De studie, gefinancierd door Barts Charity en gepubliceerd in het tijdschrift Science of The Total Environment, toont aan dat ingeademde deeltjes door luchtverontreiniging van de longen naar verre organen kunnen gaan en dat het wordt opgenomen door bepaalde cellen in de menselijke placenta, en mogelijk de foetus. De onderzoekers zeggen dat verder onderzoek nodig is om het directe effect van vervuilingsdeeltjes op de zich ontwikkelende foetus volledig te definiëren.
Hoofdauteur professor Jonathan Grigg van de Queen Mary University in Londen zei: “Onze studie toont voor het eerst aan dat ingeademde koolstofdeeltjes in luchtverontreiniging in de bloedstroom reizen en worden opgenomen door belangrijke cellen in de placenta. We hopen dat deze informatie beleidsmakers zal aanmoedigen om de uitstoot van het wegverkeer in deze periode na de blokkering te verminderen. ”
Dr. Norrice Liu van de Queen Mary University of London voegde toe: “De vervuilingsniveaus in Londen overschrijden vaak de jaarlijkse limieten en we weten dat er een verband bestaat tussen de blootstelling van de moeder aan hoge vervuilingsniveaus en problemen met de foetus, inclusief het risico op een laag geboortegewicht. Tot nu toe hadden we echter beperkt inzicht in hoe dat in het lichaam zou kunnen gebeuren. ”
Placenta’s van 15 instemmende gezonde vrouwen werden aan de studie geschonken na de geboorte van hun kinderen in het Royal London Hospital. Blootstelling aan vervuiling werd vastgesteld bij 13 van de vrouwen, die allemaal een blootstelling hadden boven de jaargemiddelde WHO-limiet voor fijn stof. De cellen in de placenta’s werden geanalyseerd met behulp van een reeks technieken, waaronder licht- en elektronenmicroscopie, röntgenstraling en magnetische analyses.
Bij alle vijftien vrouwen werden in de placentacellen zwarte deeltjes aangetroffen die sterk leken op door vervuiling veroorzaakte deeltjes en deze kwamen voor in gemiddeld 1 procent van de cellen die werden geanalyseerd.
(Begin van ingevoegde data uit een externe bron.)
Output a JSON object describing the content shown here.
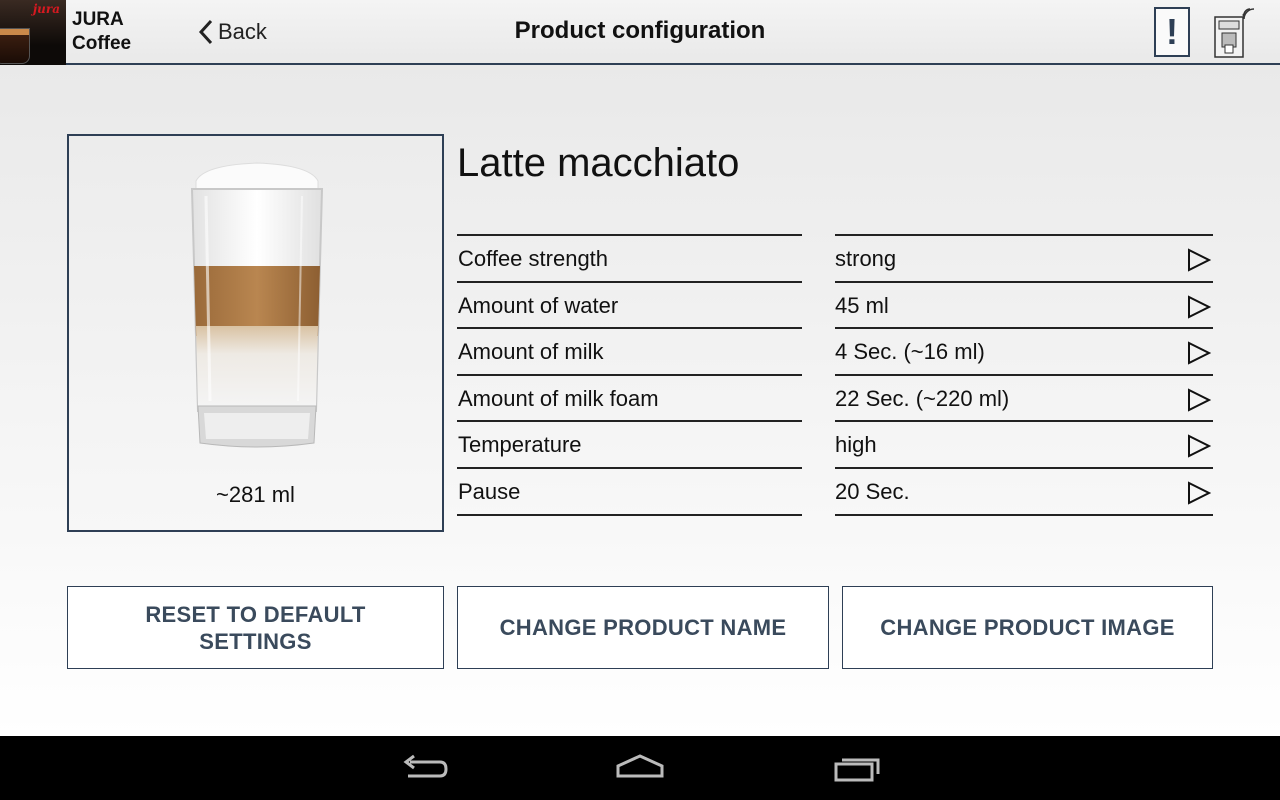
{
  "header": {
    "brand_logo_text": "jura",
    "app_name_line1": "JURA",
    "app_name_line2": "Coffee",
    "back_label": "Back",
    "title": "Product configuration",
    "alert_label": "!"
  },
  "product": {
    "name": "Latte macchiato",
    "volume": "~281 ml",
    "image_icon": "latte-macchiato-glass"
  },
  "settings": [
    {
      "label": "Coffee strength",
      "value": "strong"
    },
    {
      "label": "Amount of water",
      "value": "45 ml"
    },
    {
      "label": "Amount of milk",
      "value": "4 Sec. (~16 ml)"
    },
    {
      "label": "Amount of milk foam",
      "value": "22 Sec. (~220 ml)"
    },
    {
      "label": "Temperature",
      "value": "high"
    },
    {
      "label": "Pause",
      "value": "20 Sec."
    }
  ],
  "actions": {
    "reset_line1": "RESET TO DEFAULT",
    "reset_line2": "SETTINGS",
    "change_name": "CHANGE PRODUCT NAME",
    "change_image": "CHANGE PRODUCT IMAGE"
  },
  "navbar": {
    "icons": [
      "back-icon",
      "home-icon",
      "recent-apps-icon"
    ]
  },
  "colors": {
    "accent": "#2e3f55",
    "button_text": "#3a4a5c",
    "brand_red": "#d71920"
  }
}
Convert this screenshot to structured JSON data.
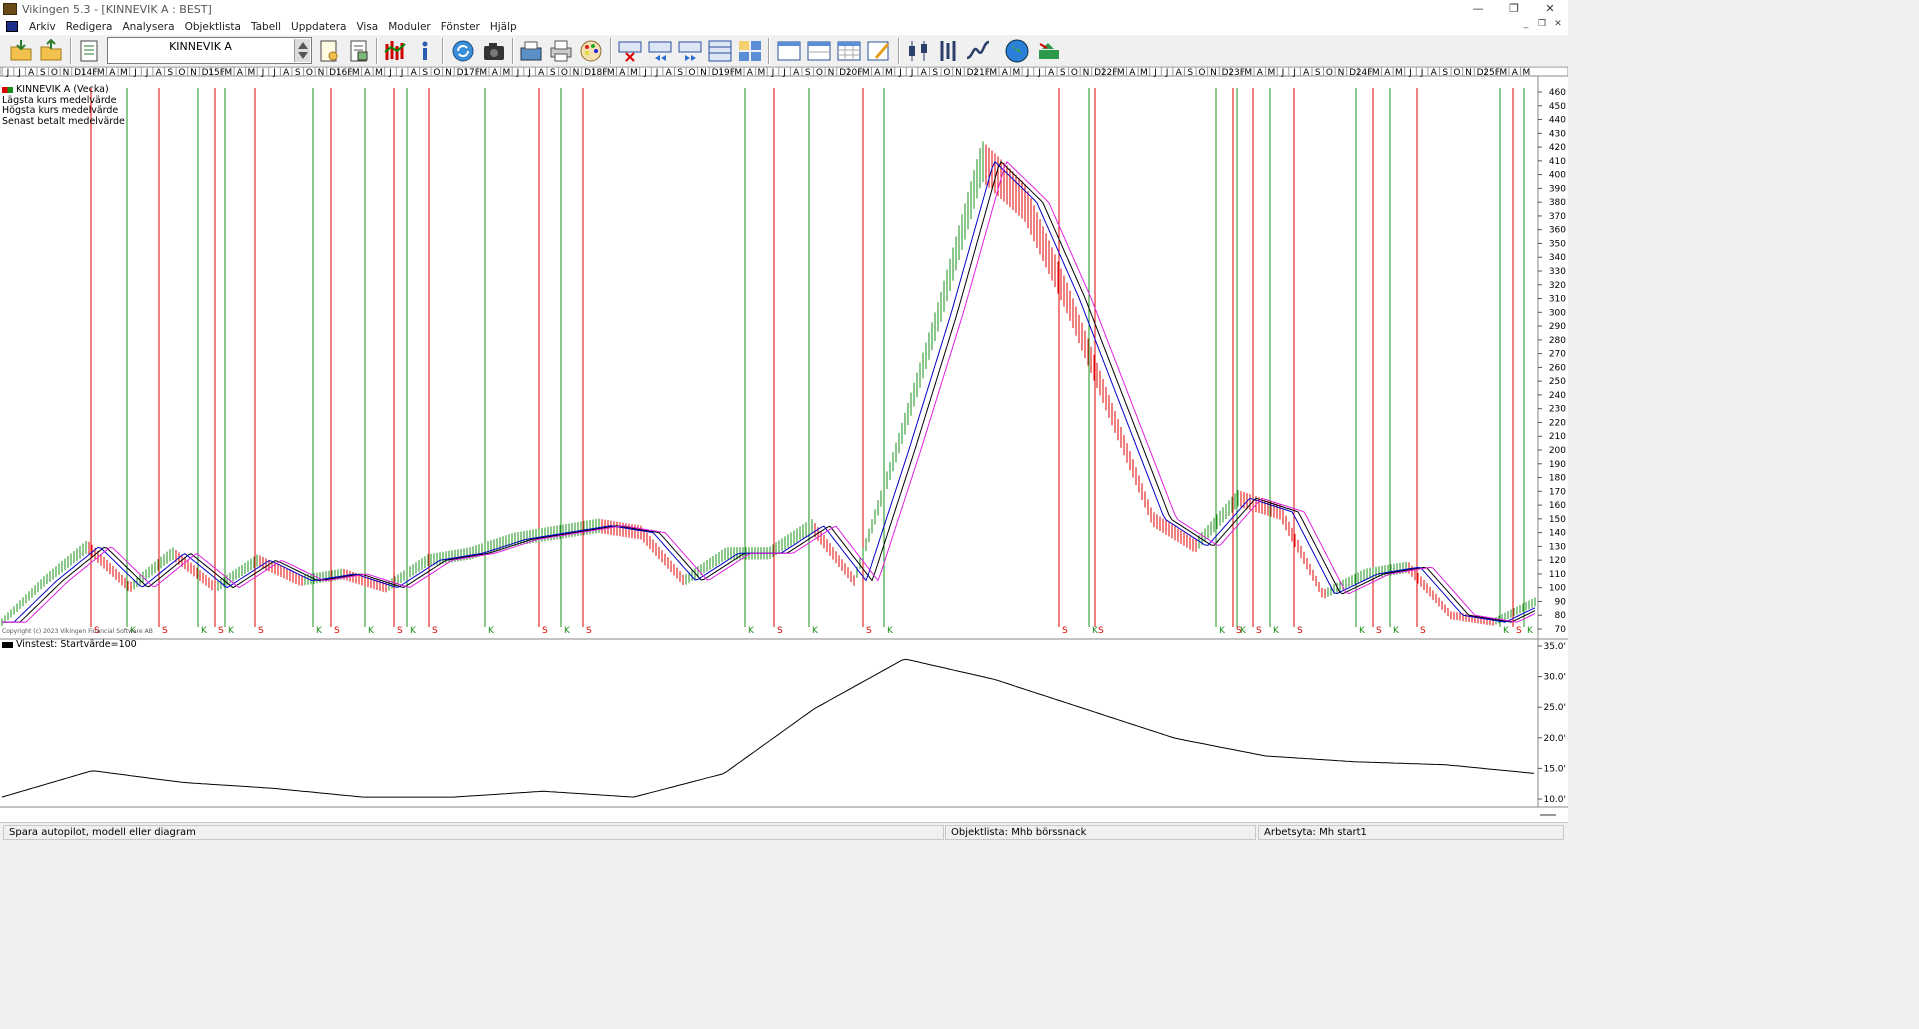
{
  "window": {
    "title": "Vikingen 5.3 - [KINNEVIK A : BEST]",
    "min": "—",
    "max": "❐",
    "close": "✕"
  },
  "menu": {
    "items": [
      "Arkiv",
      "Redigera",
      "Analysera",
      "Objektlista",
      "Tabell",
      "Uppdatera",
      "Visa",
      "Moduler",
      "Fönster",
      "Hjälp"
    ]
  },
  "toolbar": {
    "instrument": "KINNEVIK A"
  },
  "chart": {
    "legend": {
      "title": "KINNEVIK A (Vecka)",
      "lines": [
        "Lägsta kurs medelvärde",
        "Högsta kurs medelvärde",
        "Senast betalt medelvärde"
      ]
    },
    "copyright": "Copyright (c) 2023 Vikingen Financial Software AB",
    "months_row": "J J A S O N D 14F M A M J J A S O N D 15F M A M J J A S O N D 16F M A M J J A S O N D 17F M A M J J A S O N D 18F M A M J J A S O N D 19F M A M J J A S O N D 20F M A M J J A S O N D 21F M A M J J A S O N D 22F M A M J J A S O N D 23F M A M J J A S O N D 24F M A M J J A S O N D 25F M A M",
    "colors": {
      "up": "#1a8f1a",
      "down": "#e00000",
      "low_ma": "#e020e0",
      "high_ma": "#000000",
      "close_ma": "#0000cc"
    },
    "price_ticks": [
      460,
      450,
      440,
      430,
      420,
      410,
      400,
      390,
      380,
      370,
      360,
      350,
      340,
      330,
      320,
      310,
      300,
      290,
      280,
      270,
      260,
      250,
      240,
      230,
      220,
      210,
      200,
      190,
      180,
      170,
      160,
      150,
      140,
      130,
      120,
      110,
      100,
      90,
      80,
      70
    ],
    "signals": [
      {
        "x": 91,
        "t": "S"
      },
      {
        "x": 127,
        "t": "K"
      },
      {
        "x": 159,
        "t": "S"
      },
      {
        "x": 198,
        "t": "K"
      },
      {
        "x": 215,
        "t": "S"
      },
      {
        "x": 225,
        "t": "K"
      },
      {
        "x": 255,
        "t": "S"
      },
      {
        "x": 313,
        "t": "K"
      },
      {
        "x": 331,
        "t": "S"
      },
      {
        "x": 365,
        "t": "K"
      },
      {
        "x": 394,
        "t": "S"
      },
      {
        "x": 407,
        "t": "K"
      },
      {
        "x": 429,
        "t": "S"
      },
      {
        "x": 485,
        "t": "K"
      },
      {
        "x": 539,
        "t": "S"
      },
      {
        "x": 561,
        "t": "K"
      },
      {
        "x": 583,
        "t": "S"
      },
      {
        "x": 745,
        "t": "K"
      },
      {
        "x": 774,
        "t": "S"
      },
      {
        "x": 809,
        "t": "K"
      },
      {
        "x": 863,
        "t": "S"
      },
      {
        "x": 884,
        "t": "K"
      },
      {
        "x": 1059,
        "t": "S"
      },
      {
        "x": 1089,
        "t": "K"
      },
      {
        "x": 1095,
        "t": "S"
      },
      {
        "x": 1216,
        "t": "K"
      },
      {
        "x": 1233,
        "t": "S"
      },
      {
        "x": 1237,
        "t": "K"
      },
      {
        "x": 1253,
        "t": "S"
      },
      {
        "x": 1270,
        "t": "K"
      },
      {
        "x": 1294,
        "t": "S"
      },
      {
        "x": 1356,
        "t": "K"
      },
      {
        "x": 1373,
        "t": "S"
      },
      {
        "x": 1390,
        "t": "K"
      },
      {
        "x": 1417,
        "t": "S"
      },
      {
        "x": 1500,
        "t": "K"
      },
      {
        "x": 1513,
        "t": "S"
      },
      {
        "x": 1524,
        "t": "K"
      }
    ],
    "vinstest": {
      "label": "Vinstest: Startvärde=100",
      "ticks": [
        "35.0'",
        "30.0'",
        "25.0'",
        "20.0'",
        "15.0'",
        "10.0'"
      ]
    }
  },
  "chart_data": {
    "type": "line",
    "title": "KINNEVIK A (Vecka)",
    "ylim": [
      70,
      460
    ],
    "series": [
      {
        "name": "Senast betalt medelvärde",
        "values": [
          75,
          105,
          130,
          100,
          125,
          100,
          120,
          105,
          110,
          100,
          120,
          125,
          135,
          140,
          145,
          140,
          105,
          125,
          125,
          145,
          105,
          200,
          300,
          410,
          380,
          310,
          230,
          150,
          130,
          165,
          155,
          95,
          110,
          115,
          80,
          75,
          90
        ]
      },
      {
        "name": "Vinstest: Startvärde=100",
        "values": [
          100,
          145,
          125,
          115,
          100,
          100,
          110,
          100,
          140,
          250,
          335,
          300,
          250,
          200,
          170,
          160,
          155,
          140
        ]
      }
    ]
  },
  "status": {
    "left": "Spara autopilot, modell eller diagram",
    "mid": "Objektlista: Mhb börssnack",
    "right": "Arbetsyta: Mh start1"
  }
}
De meeste deeltjes die in de placentacellen werden aangetroffen, waren op koolstof gebaseerd, maar onderzoekers vonden ook sporen van metalen, waaronder silica, fosfor, calcium, ijzer en chroom, en zeldzamer titanium, kobalt, zink en cerium.
Analyse van deze nanodeeltjes suggereert sterk dat ze voornamelijk afkomstig waren uit verkeersgerelateerde bronnen. Veel van deze metalen worden in verband gebracht met de verbranding van fossiele brandstoffen, als gevolg van brandstof- en olieadditieven en remslijtage van voertuigen.
Dr. Lisa Miyashita van de Queen Mary University in Londen zei: “We hebben een tijdje gedacht dat inademing van de moeder er mogelijk toe kan leiden dat vervuilingsdeeltjes naar de placenta gaan als ze eenmaal zijn ingeademd. Er zijn echter veel afweermechanismen in de longen die verhinderen dat vreemde deeltjes naar elders reizen, dus het was verrassend om deze deeltjes in de placentacellen van alle 15 onze deelnemers te identificeren. ”
Fiona Miller Smith, Chief Executive van Barts Charity zei: “Dit is een ongelooflijk belangrijke studie en enorm relevant voor toekomstige moeders in onze lokale gemeenschap, zelfs in elke stedelijke gemeenschap waar ook ter wereld.
“In het huidige klimaat kan het moeilijk zijn om verder te kijken dan COVID en daarom zijn we bijzonder trots dat we dit essentiële werk hebben gefinancierd en hopen we echt dat het zal leiden tot een groter bewustzijn van de risico’s van vervuiling voor het ongeboren kind.”
Bij het onderzoek waren onderzoekers betrokken van de University of Lancaster, Barts Health NHS Trust, University of Manchester, Central Manchester University Hospital NHS Foundation Trust, King’s College London, University of Birmingham, University of Oxford en University of Leeds.